The attack hit a 24-storey apartment block, damaging balconies and shattering windows of nearby houses, Volgograd governor Andrey Bocharov said on Telegram.
"A 48-year-old civilian man was killed by shrapnel from the attack," he said.
"Falling debris caused a fire in an industrial area in the Krasnoarmeysky district," he said, adding that the blaze had since been extinguished.
Volgograd, more than 400kms (250 miles) from the fighting in eastern Ukraine, is an industrial hub home to gas and petroleum refining plants.
Ukraine has stepped up its drone attacks deep behind the front lines, targeting Russia's energy sector, but fatal strikes so far from the border are still relatively rare.
Unverified images circulating on social media showed a large fire at an oil refinery in the region and an apartment block with charred black marks on the outside and smashed glass strewn across a parking lot.
Ukraine said it had successfully hit the oil facility.
"Explosions and a fire were recorded in the target area," the Ukrainian General Staff said on Telegram.
Kyiv's security chief said recently that Ukraine had carried out nearly 160 successful strikes on Russian oil facilities so far this year.
Russia's defence ministry said it had downed 75 Ukrainian drones, the majority over the Volgograd region.

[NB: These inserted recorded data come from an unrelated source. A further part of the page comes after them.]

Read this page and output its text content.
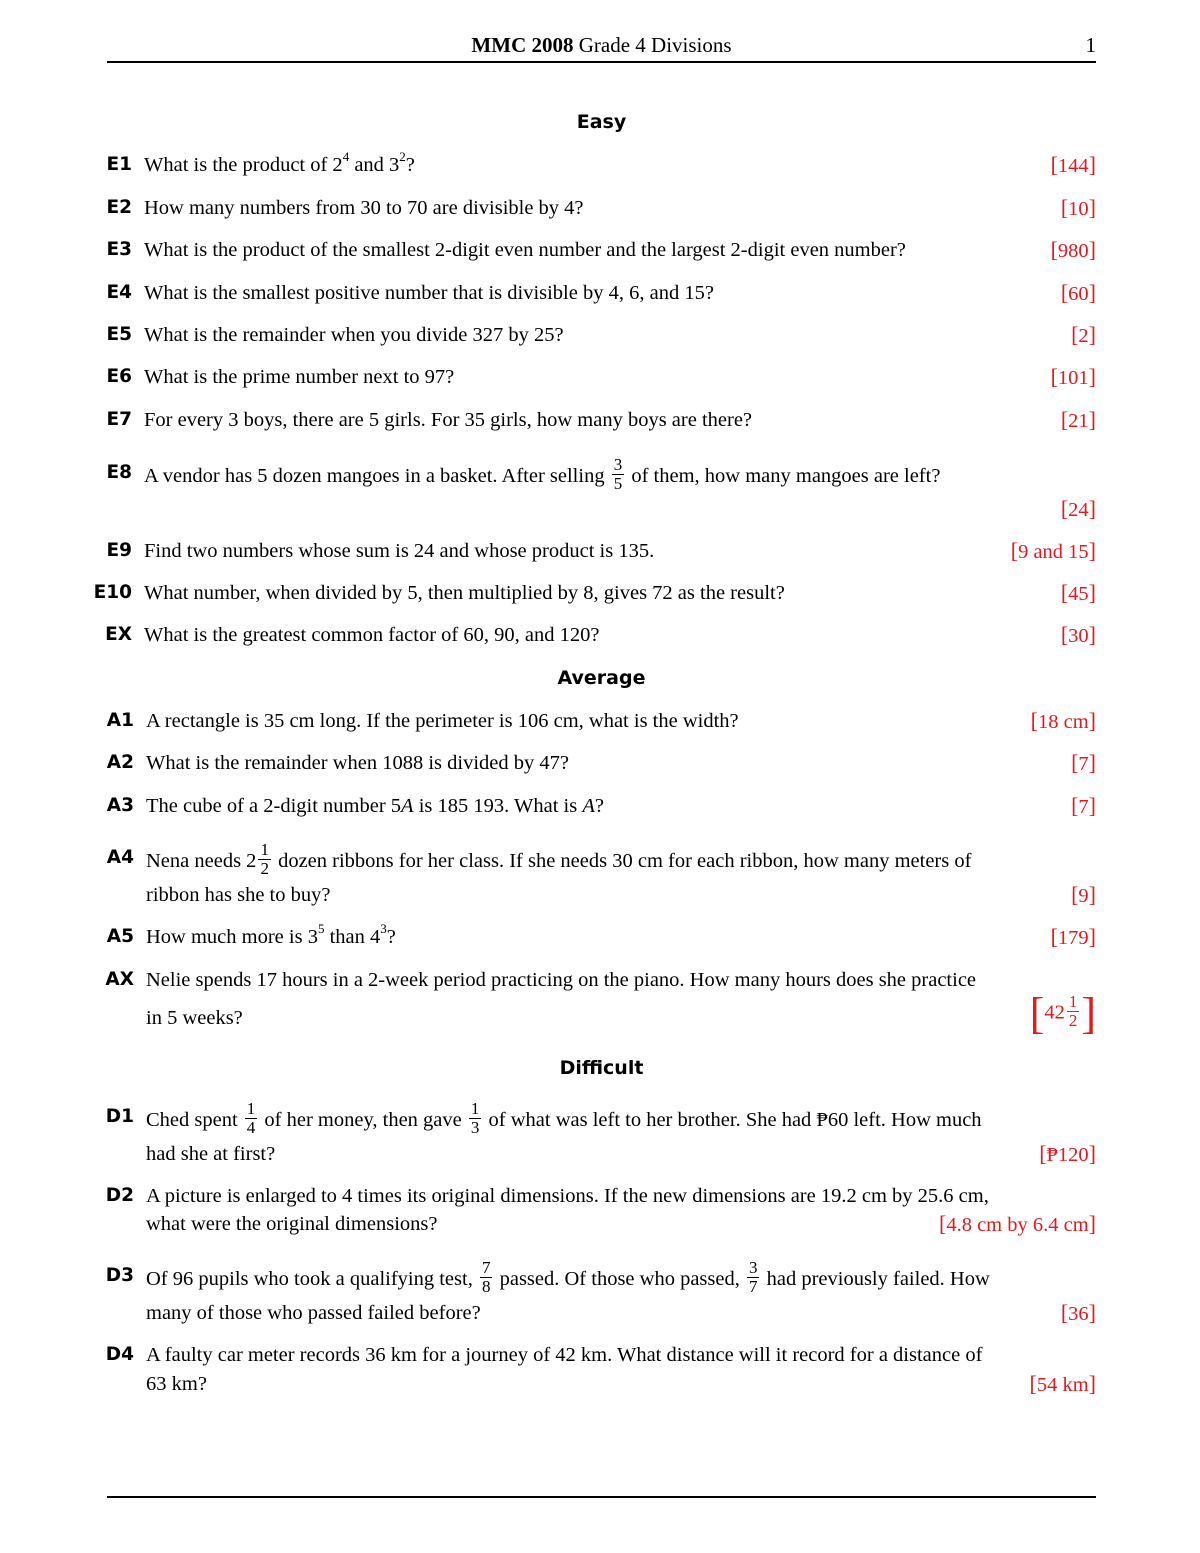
MMC 2008 Grade 4 Divisions	1
Easy
E1 What is the product of $2^4$ and $3^2$?	[144]
E2 How many numbers from 30 to 70 are divisible by 4?	[10]
E3 What is the product of the smallest 2-digit even number and the largest 2-digit even number?	[980]
E4 What is the smallest positive number that is divisible by 4, 6, and 15?	[60]
E5 What is the remainder when you divide 327 by 25?	[2]
E6 What is the prime number next to 97?	[101]
E7 For every 3 boys, there are 5 girls. For 35 girls, how many boys are there?	[21]
E8 A vendor has 5 dozen mangoes in a basket. After selling $\frac{3}{5}$ of them, how many mangoes are left?
[24]
E9 Find two numbers whose sum is 24 and whose product is 135.	[9 and 15]
E10 What number, when divided by 5, then multiplied by 8, gives 72 as the result?	[45]
EX What is the greatest common factor of 60, 90, and 120?	[30]
Average
A1 A rectangle is 35 cm long. If the perimeter is 106 cm, what is the width?	[18 cm]
A2 What is the remainder when 1088 is divided by 47?	[7]
A3 The cube of a 2-digit number 5A is 185 193. What is A?	[7]
A4 Nena needs $2 \frac{1}{2}$ dozen ribbons for her class. If she needs 30 cm for each ribbon, how many meters of
ribbon has she to buy?	[9]
A5 How much more is $3^5$ than $4^3$?	[179]
AX Nelie spends 17 hours in a 2-week period practicing on the piano. How many hours does she practice
in 5 weeks?	[$42 \frac{1}{2}$ ]
Difficult
D1 Ched spent $\frac{1}{4}$ of her money, then gave $\frac{1}{3}$ of what was left to her brother. She had ₱60 left. How much
had she at first?	[₱120]
D2 A picture is enlarged to 4 times its original dimensions. If the new dimensions are 19.2 cm by 25.6 cm,
what were the original dimensions?	[4.8 cm by 6.4 cm]
D3 Of 96 pupils who took a qualifying test, $\frac{7}{8}$ passed. Of those who passed, $\frac{3}{7}$ had previously failed. How
many of those who passed failed before?	[36]
D4 A faulty car meter records 36 km for a journey of 42 km. What distance will it record for a distance of
63 km?	[54 km]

Moscow, whose forces launched a full-scale offensive on Ukraine in 2022, has also escalated aerial attacks on Ukrainian energy facilities and its rail network, triggering warnings the country could face a winter of power blackouts and disruption to heating supplies.
Russia fired 135 drones at Ukraine overnight, Ukraine's President Volodymyr Zelensky said today.

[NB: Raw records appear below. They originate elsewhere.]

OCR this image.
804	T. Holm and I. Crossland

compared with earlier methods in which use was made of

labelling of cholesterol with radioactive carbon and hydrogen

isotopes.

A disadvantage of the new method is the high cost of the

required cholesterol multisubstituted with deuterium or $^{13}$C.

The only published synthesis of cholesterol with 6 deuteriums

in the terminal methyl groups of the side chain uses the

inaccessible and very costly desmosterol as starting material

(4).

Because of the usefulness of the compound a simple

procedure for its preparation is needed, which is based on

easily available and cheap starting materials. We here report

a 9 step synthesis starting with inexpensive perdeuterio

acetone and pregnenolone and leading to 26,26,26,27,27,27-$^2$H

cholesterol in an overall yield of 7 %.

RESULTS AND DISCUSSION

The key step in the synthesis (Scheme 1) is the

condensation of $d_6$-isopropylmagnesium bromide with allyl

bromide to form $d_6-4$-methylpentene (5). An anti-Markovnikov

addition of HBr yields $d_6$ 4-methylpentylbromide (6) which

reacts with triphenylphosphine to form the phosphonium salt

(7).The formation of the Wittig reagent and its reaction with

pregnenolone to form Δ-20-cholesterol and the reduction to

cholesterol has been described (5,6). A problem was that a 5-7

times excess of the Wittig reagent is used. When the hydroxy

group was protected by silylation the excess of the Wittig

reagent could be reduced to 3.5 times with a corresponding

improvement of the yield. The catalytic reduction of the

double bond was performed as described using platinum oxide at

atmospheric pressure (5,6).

Eight people were wounded in the Dnipropetrovsk region when a drone hit a residential building, he said.
"The targets are our critical infrastructure - everything that supports ordinary civilian life," Mr Zelensky said, urging Western allies to slap more sanctions on Russia.
Angelina Jolie visits Ukraine's frontline city Kherson
Elsehwhere, Hollywood actress Angelina Jolie visited one of Ukraine's most dangerous frontline cities and a neighbouring region, meeting medical staff, volunteers and civilians living under constant attacks from Russian troops.

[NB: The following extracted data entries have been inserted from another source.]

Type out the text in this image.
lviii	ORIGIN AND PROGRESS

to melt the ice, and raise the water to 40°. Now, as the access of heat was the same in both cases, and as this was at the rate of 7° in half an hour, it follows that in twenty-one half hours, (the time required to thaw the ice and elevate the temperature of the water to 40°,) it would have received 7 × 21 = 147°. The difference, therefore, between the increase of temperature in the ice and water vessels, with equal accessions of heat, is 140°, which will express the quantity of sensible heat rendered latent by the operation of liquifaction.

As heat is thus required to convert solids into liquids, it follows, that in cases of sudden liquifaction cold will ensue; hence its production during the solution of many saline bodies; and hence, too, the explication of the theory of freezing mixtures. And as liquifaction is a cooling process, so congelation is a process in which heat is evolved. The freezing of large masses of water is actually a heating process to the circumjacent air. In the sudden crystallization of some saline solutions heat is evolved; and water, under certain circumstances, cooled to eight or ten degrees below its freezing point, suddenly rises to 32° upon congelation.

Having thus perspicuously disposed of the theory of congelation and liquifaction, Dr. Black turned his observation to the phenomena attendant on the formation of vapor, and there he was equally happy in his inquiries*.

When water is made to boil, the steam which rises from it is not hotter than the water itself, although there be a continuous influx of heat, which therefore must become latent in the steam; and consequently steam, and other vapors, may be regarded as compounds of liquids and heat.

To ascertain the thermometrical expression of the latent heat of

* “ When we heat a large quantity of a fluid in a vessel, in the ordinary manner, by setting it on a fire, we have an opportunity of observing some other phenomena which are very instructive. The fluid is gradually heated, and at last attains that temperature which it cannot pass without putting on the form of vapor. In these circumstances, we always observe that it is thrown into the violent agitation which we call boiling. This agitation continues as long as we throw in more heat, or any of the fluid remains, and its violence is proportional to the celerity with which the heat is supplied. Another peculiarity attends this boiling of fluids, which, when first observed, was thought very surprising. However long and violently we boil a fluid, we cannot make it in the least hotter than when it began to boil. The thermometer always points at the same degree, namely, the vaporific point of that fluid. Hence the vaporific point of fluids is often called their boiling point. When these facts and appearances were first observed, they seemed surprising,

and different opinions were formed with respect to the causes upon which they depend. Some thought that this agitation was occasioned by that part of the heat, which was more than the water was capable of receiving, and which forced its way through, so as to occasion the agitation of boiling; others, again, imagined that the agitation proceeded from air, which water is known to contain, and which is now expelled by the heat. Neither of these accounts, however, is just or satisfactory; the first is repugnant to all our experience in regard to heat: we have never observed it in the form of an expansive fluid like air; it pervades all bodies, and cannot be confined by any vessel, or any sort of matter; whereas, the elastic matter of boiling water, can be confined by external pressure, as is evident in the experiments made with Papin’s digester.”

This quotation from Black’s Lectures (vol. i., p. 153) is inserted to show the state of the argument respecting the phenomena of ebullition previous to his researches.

"At a time when governments around the world are turning their backs on the protection of civilians, their strength, and their support for each other is humbling," Ms Jolie said in a statement released today by the Legacy of War Foundation, which supported her visit to Kherson and nearby Mykolaiv.
"The people of Mykolaiv and Kherson live with danger everyday, but they refuse to give in," Ms Jolie said.